Almost all competition winning solutions involve a large ensemble of models, rather than a single model (although it does happen rarely). Kaggle is known as an ensembling playground, where participants will ensemble many different models to improve their score. However, this comes at a cost of computational resources, complexity, explainability, and inference time - which are important considerations in a real-world applications.
Model outputs are typically ensembled / aggregated by:
- Averaging (or blending): This is the simplest method of ensembling, options include averaging, weighted average (most common method), and rank averaging.
- Voting: For classifications tasks, models can vote on the prediction.
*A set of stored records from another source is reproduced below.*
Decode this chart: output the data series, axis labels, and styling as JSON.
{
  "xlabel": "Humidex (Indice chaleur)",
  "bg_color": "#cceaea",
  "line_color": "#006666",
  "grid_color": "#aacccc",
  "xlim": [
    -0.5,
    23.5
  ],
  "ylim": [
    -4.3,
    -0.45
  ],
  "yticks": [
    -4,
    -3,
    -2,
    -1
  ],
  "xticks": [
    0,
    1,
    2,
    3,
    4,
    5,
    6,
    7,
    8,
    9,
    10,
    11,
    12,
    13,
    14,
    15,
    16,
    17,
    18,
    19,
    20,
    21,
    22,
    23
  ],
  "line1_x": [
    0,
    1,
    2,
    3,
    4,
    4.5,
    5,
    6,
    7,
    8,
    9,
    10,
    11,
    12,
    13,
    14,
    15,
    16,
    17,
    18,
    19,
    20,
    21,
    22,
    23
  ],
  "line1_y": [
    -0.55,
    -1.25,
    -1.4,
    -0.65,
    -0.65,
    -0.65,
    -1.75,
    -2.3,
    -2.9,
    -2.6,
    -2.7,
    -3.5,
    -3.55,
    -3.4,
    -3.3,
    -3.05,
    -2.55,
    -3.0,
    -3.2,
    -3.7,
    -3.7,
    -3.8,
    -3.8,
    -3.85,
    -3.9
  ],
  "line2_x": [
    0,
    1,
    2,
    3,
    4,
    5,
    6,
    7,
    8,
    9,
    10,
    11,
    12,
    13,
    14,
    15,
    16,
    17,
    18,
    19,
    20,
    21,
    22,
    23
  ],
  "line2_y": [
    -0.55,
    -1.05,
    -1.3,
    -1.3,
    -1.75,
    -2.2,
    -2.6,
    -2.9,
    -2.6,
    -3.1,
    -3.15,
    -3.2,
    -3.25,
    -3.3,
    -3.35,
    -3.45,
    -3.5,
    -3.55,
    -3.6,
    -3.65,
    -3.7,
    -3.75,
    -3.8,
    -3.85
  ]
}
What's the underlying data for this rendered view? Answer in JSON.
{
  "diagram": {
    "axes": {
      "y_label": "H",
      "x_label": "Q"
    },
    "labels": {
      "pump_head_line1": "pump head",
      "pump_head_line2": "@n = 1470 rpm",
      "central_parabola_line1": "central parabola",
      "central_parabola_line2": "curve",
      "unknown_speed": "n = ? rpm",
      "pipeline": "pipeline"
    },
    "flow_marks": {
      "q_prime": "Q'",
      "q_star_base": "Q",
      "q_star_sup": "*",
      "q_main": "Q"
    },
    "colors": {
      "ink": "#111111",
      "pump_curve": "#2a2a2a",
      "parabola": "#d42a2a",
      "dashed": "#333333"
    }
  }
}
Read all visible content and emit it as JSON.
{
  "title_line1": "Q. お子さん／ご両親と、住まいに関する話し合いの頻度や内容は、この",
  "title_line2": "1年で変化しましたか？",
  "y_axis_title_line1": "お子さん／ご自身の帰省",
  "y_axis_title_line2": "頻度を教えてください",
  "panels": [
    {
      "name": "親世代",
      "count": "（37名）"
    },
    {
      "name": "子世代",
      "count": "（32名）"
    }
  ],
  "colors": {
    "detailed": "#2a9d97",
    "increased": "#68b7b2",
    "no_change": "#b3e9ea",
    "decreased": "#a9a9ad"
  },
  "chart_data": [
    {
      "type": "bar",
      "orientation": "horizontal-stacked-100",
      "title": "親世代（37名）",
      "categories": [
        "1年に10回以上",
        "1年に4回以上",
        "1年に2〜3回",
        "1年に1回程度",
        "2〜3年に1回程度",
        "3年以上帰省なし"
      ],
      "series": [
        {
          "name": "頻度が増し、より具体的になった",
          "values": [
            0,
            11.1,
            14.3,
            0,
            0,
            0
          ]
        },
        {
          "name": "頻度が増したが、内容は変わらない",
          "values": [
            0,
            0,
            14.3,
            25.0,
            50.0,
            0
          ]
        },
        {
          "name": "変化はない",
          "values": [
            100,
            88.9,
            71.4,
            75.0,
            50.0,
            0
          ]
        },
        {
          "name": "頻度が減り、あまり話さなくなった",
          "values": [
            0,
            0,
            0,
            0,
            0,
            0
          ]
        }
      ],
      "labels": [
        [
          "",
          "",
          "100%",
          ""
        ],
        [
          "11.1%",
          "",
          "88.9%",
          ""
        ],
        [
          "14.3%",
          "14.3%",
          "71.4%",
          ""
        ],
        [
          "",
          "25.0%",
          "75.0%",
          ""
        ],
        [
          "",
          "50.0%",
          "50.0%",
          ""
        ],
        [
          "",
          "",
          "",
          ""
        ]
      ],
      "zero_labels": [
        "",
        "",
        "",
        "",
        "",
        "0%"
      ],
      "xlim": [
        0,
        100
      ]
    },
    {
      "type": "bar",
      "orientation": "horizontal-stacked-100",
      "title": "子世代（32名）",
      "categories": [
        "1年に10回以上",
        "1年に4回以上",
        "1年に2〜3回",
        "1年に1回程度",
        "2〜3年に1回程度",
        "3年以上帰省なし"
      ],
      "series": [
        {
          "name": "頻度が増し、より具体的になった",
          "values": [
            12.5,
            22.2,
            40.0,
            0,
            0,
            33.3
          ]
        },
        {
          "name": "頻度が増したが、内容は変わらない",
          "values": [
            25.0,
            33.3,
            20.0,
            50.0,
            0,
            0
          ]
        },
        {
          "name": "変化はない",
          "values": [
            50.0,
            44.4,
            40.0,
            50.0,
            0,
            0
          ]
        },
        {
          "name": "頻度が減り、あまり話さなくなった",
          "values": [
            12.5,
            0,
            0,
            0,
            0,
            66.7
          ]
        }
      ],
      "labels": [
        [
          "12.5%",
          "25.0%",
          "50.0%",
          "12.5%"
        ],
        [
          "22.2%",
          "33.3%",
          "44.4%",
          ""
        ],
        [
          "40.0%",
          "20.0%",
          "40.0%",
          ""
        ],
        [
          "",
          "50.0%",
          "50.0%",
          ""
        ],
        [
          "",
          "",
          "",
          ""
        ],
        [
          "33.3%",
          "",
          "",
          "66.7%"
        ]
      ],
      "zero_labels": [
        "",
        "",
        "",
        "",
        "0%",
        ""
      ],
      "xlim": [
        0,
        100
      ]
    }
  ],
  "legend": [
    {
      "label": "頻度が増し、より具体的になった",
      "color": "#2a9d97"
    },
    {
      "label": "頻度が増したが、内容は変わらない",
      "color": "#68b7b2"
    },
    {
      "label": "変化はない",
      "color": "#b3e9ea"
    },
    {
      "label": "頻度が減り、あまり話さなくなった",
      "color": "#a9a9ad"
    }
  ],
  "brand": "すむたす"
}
The most common option is majority voting, where class is predicted by the selection of the majority of models.
- Bagging, boosting, and stacking:
- Bagging (short for bootstrap aggregating) is when you sample with replacement to create different datasets called bootstraps and then a different model on each of those bootstraps, and then aggregate the results - by averaging for regression or voting for classification.
- Boosting is a family of iterative optimum algorithms that converts weak learners to strong learners. Each learner in the ensemble is trained on the same set of samples but samples are weighted based on how well the ensemble classifies them.
- Stacking is the process of training base learners from the training data and then create a meta learner that combines the output of the base learners to output final predictions.
Conclusion
It’s difficult staying on top of the latest advancements in AI and ML but the Kaggle AI Report 2023 and the State of Competitive Machine Learning Report provide invaluable insights, especially for tabular and time-series data. This blog post highlighted the continued importance of feature engineering and robust cross-validation, the unassailable effectiveness of GBDTs over DL models for tabular data, and the power of ensembling to improve performance.
However, it is important to recognise that competition settings has nuances and different priorities that does not directly translate to real-world applications, especially with the growing importance of explainable AI. In reality, you most of your time will likely be on data cleaning or converting your notebook code into production with MLOps (a topic I’ll cover in future).
Thanks for reading if you’ve made it this far, I hope you’ve found it useful!